As a media regulator, the National Media Commission believes that our collective search for peace must be anchored on a proper balance between the right of radio stations to broadcast and the legitimate need of society to protect public order as envisaged under articles 162,163 and 164 of the Constitution (1992). Consequently, the Commission hereby cautions radio stations and their staff that drastic consequences attend on culpability.
We call on owners of radio stations in Bawku to adopt stronger gatekeeping measures to ensure that persons with interests in the conflict do not hijack radio stations to foment trouble. Owners must be careful who they recruit as programme hosts and which persons are invited as guests on discussion programmes. Owners must remember that they bear ultimate responsibility for whatever happens on their networks.
Within the next two weeks, all owners of radio stations in the Bawku area are requested to submit to the Commission clear measures they have put in place to ensure professionalism in the radio stations.
The Commission also advises media houses outside Bawku to be very circumspect in their coverage of the conflict. Media practitioners must also keep in mind the prosecution of journalists at the International Criminal Court and advise themselves accordingly.

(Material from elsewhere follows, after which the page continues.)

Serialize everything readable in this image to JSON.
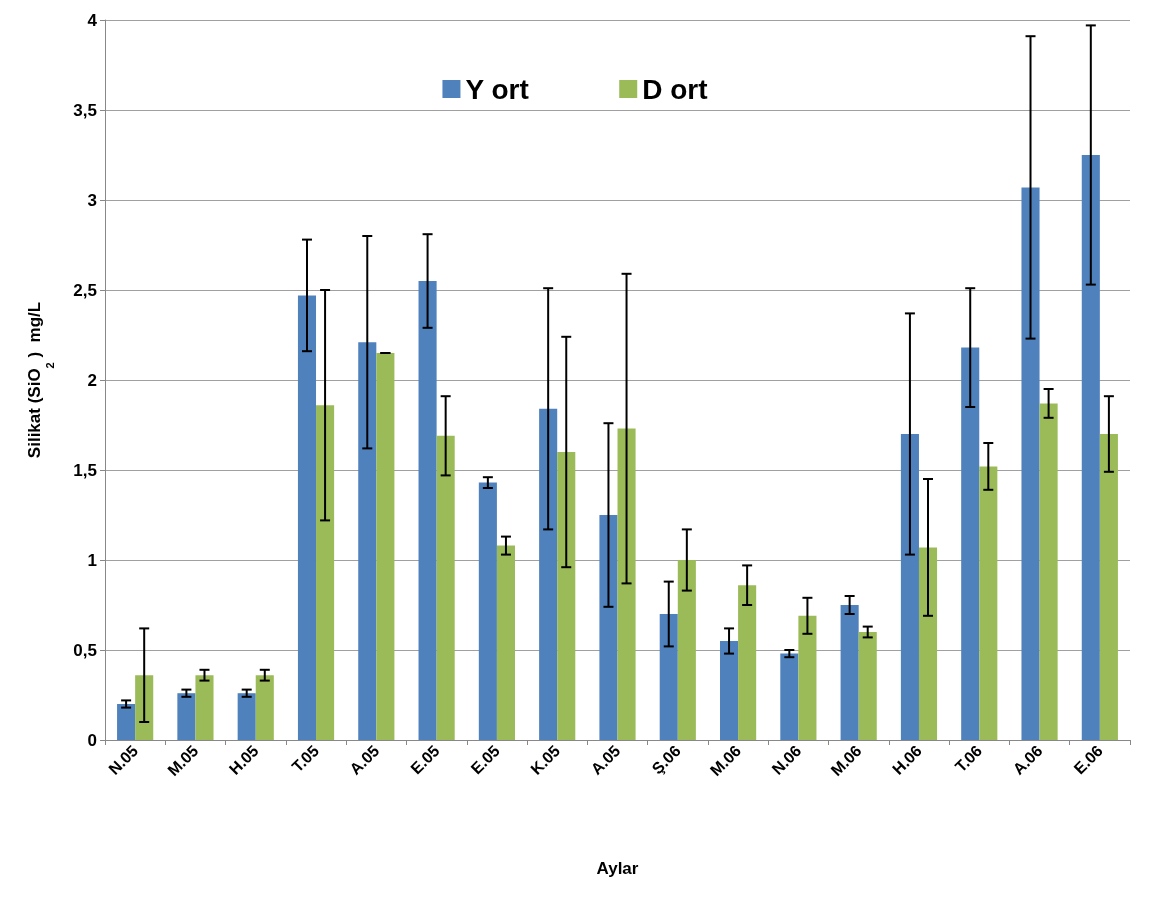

The Media Foundation for West Africa and the Ghana Independent Broadcasters’ Association have offered to assist any broadcaster in Bawku who may require assistance to review their gatekeeping and professional systems. The Commission commends the two institutions and all partners in the media and peacebuilding efforts in Bawku. We hope all radio stations shall take advantage of the offer.
Ultimately, it is important for stakeholders to understand that at the core of the tension between free expression and public safety is the need to seek the public good.